Reference file not showing in results when combining dupe-from and dupe-count

Have a suggestion for "Everything"? Please post it here.
unbarredstream
Posts: 5
Joined: Wed Mar 12, 2025 3:26 am

Reference file not showing in results when combining dupe-from and dupe-count

Post by unbarredstream »

When searching for duplicates using dupe-from and there are a lot of results (for example video length duplicate) and combining it with dupe-count, if there's a lot of results there's a possibility that the reference file is omitted from the results.

Also, in this specific case with video length, how does the count limit works? the first X results? the nearest X results?, maybe it needs a new filter that works for length limit
therube
Posts: 5727
Joined: Thu Sep 03, 2009 6:48 pm

Re: Reference file not showing in results when combining dupe-from and dupe-count

Post by therube »

What are the specific search(es) you are using?
therube
Posts: 5727
Joined: Thu Sep 03, 2009 6:48 pm

Re: Reference file not showing in results when combining dupe-from and dupe-count

Post by therube »

It appears that count: will simply limit the number of results returned, regardless of other search criteria.

video: dupe:length count:9


dupe-count: looks like it will return at most the specified "count" - per dupe:length.

video: dupe:length dupe-count:3
(so if you have 99 files of the same length, only 3 will be displayed of that file)


I don't know that there is such a thing as a "reference file".
(Now, maybe you can "create" a reference file kind of condition, where the dupe:lengths / dupe-count: are keyed off of that...)
unbarredstream
Posts: 5
Joined: Wed Mar 12, 2025 3:26 am

Re: Reference file not showing in results when combining dupe-from and dupe-count

Post by unbarredstream »

With reference file I mean the referenced in dupe-from as you're trying to find duplicated from that specific folder, so for example, when using "video: dupe-from:C:\test dupe:length dupe-count:5" If my reference folder have a 1:00 minute video, but I have 30 1:00 minute videos in my database the original video doesn't appear anymore in the results.

In this case when I have a lot of unrelated duplicates I use the file size and the file preview to search reencoded versions, but If the reference file doesn't appear in the results I can't compare the size and preview from the other videos.

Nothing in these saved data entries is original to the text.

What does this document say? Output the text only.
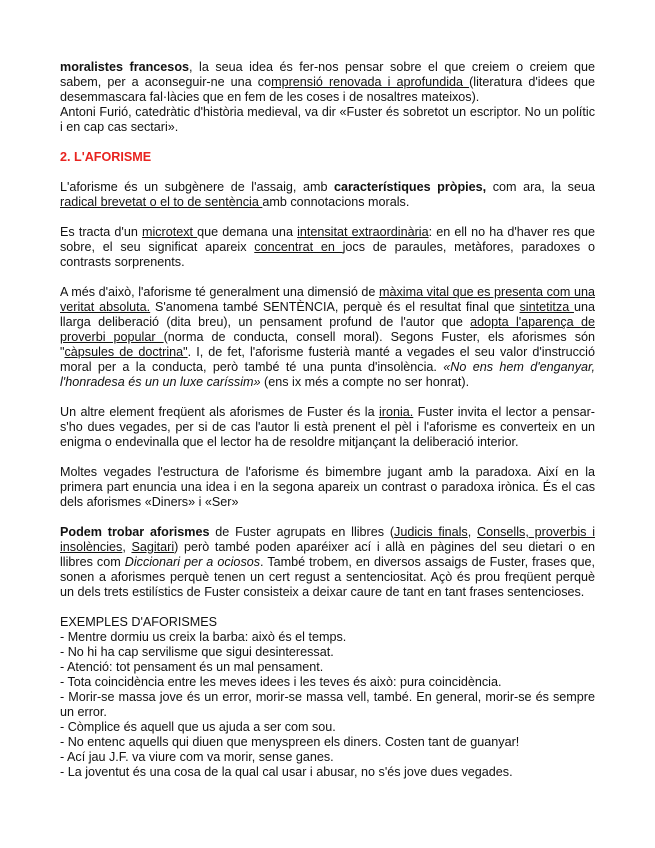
moralistes francesos, la seua idea és fer-nos pensar sobre el que creiem o creiem que sabem, per a aconseguir-ne una comprensió renovada i aprofundida (literatura d'idees que desemmascara fal·làcies que en fem de les coses i de nosaltres mateixos).

Antoni Furió, catedràtic d'història medieval, va dir «Fuster és sobretot un escriptor. No un polític i en cap cas sectari».

2. L'AFORISME

L'aforisme és un subgènere de l'assaig, amb característiques pròpies, com ara, la seua radical brevetat o el to de sentència amb connotacions morals.

Es tracta d'un microtext que demana una intensitat extraordinària: en ell no ha d'haver res que sobre, el seu significat apareix concentrat en jocs de paraules, metàfores, paradoxes o contrasts sorprenents.

A més d'això, l'aforisme té generalment una dimensió de màxima vital que es presenta com una veritat absoluta. S'anomena també SENTÈNCIA, perquè és el resultat final que sintetitza una llarga deliberació (dita breu), un pensament profund de l'autor que adopta l'aparença de proverbi popular (norma de conducta, consell moral). Segons Fuster, els aforismes són "càpsules de doctrina". I, de fet, l'aforisme fusterià manté a vegades el seu valor d'instrucció moral per a la conducta, però també té una punta d'insolència. «No ens hem d'enganyar, l'honradesa és un un luxe caríssim» (ens ix més a compte no ser honrat).

Un altre element freqüent als aforismes de Fuster és la ironia. Fuster invita el lector a pensar-s'ho dues vegades, per si de cas l'autor li està prenent el pèl i l'aforisme es converteix en un enigma o endevinalla que el lector ha de resoldre mitjançant la deliberació interior.

Moltes vegades l'estructura de l'aforisme és bimembre jugant amb la paradoxa. Així en la primera part enuncia una idea i en la segona apareix un contrast o paradoxa irònica. És el cas dels aforismes «Diners» i «Ser»

Podem trobar aforismes de Fuster agrupats en llibres (Judicis finals, Consells, proverbis i insolències, Sagitari) però també poden aparéixer ací i allà en pàgines del seu dietari o en llibres com Diccionari per a ociosos. També trobem, en diversos assaigs de Fuster, frases que, sonen a aforismes perquè tenen un cert regust a sentenciositat. Açò és prou freqüent perquè un dels trets estilístics de Fuster consisteix a deixar caure de tant en tant frases sentencioses.

EXEMPLES D'AFORISMES
- Mentre dormiu us creix la barba: això és el temps.
- No hi ha cap servilisme que sigui desinteressat.
- Atenció: tot pensament és un mal pensament.
- Tota coincidència entre les meves idees i les teves és això: pura coincidència.
- Morir-se massa jove és un error, morir-se massa vell, també. En general, morir-se és sempre un error.
- Còmplice és aquell que us ajuda a ser com sou.
- No entenc aquells qui diuen que menyspreen els diners. Costen tant de guanyar!
- Ací jau J.F. va viure com va morir, sense ganes.
- La joventut és una cosa de la qual cal usar i abusar, no s'és jove dues vegades.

So my suggestion is a way to further filter files when using dupe-from, for example: "video:dupe-from:C:\test dupe:length dupe-size:+-5%", meaning "Videos duplicated from this folder where the length is the same and the size is more or less 5% of the reference file", it could use percentage of size or exact number like "dupe-size:+100mb", meaning the same size to the size + 100mb
void
Developer
Posts: 19901
Joined: Fri Oct 16, 2009 11:31 pm

Re: Reference file not showing in results when combining dupe-from and dupe-count

Post by void »

dupe-count:x will only show x dupes.

dupe-from: is still applied to all dupes.
However, a result from the dupe-from: path might be omitted when using dupe-count:

Please consider putting the sizes into buckets, and check for length and bucket dupes, eg:

video: dupe-from:C:\test addcolumn:a a:=INT($size:/5000000) dupe:a-descending;length


adjust 5000000 to be about 5% of your average video size.
unbarredstream
Posts: 5
Joined: Wed Mar 12, 2025 3:26 am

Re: Reference file not showing in results when combining dupe-from and dupe-count

Post by unbarredstream »

Your formula searches for exact duplicate of a 5% variation, I'm looking for a way to filter a range.

I came up with something like this:

Code: Select all

addcolumn:b,c b:=INT($size:*1.05) c:=INT($size:*0.95) b-format:size:kb c-format:size:kb
.

With this I get 2 columns, b with size + 5% and c with size - 5%, How can I filter the results from dupe-from using this values?

This

Code: Select all

size:c..b
doesn't seems to work, How do I get length duplicates with the size in that range?
void
Developer
Posts: 19901
Joined: Fri Oct 16, 2009 11:31 pm

Re: Reference file not showing in results when combining dupe-from and dupe-count

Post by void »

With this I get 2 columns, b with size + 5% and c with size - 5%, How can I filter the results from dupe-from using this values?
Can't be done with Everything 1.5.
The closest option is sorting sizes into buckets.

size:c..b

doesn't seems to work, How do I get length duplicates with the size in that range?
Can't be done with Everything 1.5.
size: needs well defined ranges, before the search executes.